Kutipan tersebut bukanlah kicauan ataupun status pribadi Farid di media sosial. Jika melihat latar belakang, konteks, lokasi pidato serta audiens-nya, kalimat tersebut termasuk dalam kategori hipotesis jika bukan kesimpulan dari sebuah penelitian.
Tanpa peduli hal-hal diatas tadi, ramai-ramai orang mengutuk Farid. Hanya berdasarkan secarik potongan dari harian lokal yang tak pernah dibaca artikel lengkapnya, mereka mengambil kesimpulan bahwa telah dihina Farid dan menuduh balik Farid sebagai profesor yang tidak ilmiah.
Tapi mengambil kesimpulan dari sebuah kutipan tentu saja berbahaya. Kutipan memiliki potensi menyesatkan.
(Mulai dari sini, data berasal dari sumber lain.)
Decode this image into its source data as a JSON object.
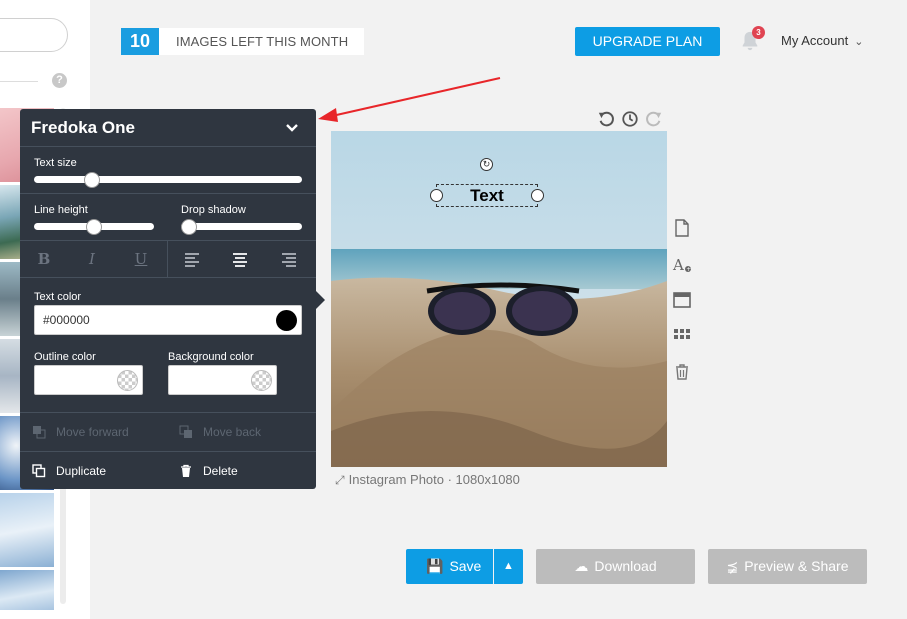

Konteks yang terpenggal-penggal membuatnya menjadi tak utuh dan parsial.
Jika kalimat tadi adalah hipotesis, maka Farid tak perlu lagi membuktikannya sendiri. Dengan dibagikan sebanyak 485 kali setidaknya setengah juta orang telah membacanya. Dan sekali lagi, jika itu adalah hal yang sia-sia, maka ini menjadi bukti hipotesis Farid akurat!
Entahlah..
NB: Saya ‘menghabiskan waktu’ selama 2 jam untuk menulis artikel ini di warung kopi ‘Pentasagoe’ Taman Budaya Banda Aceh. Mengupload menggunakan fasilitas WiFi gratis disitu, hahaha…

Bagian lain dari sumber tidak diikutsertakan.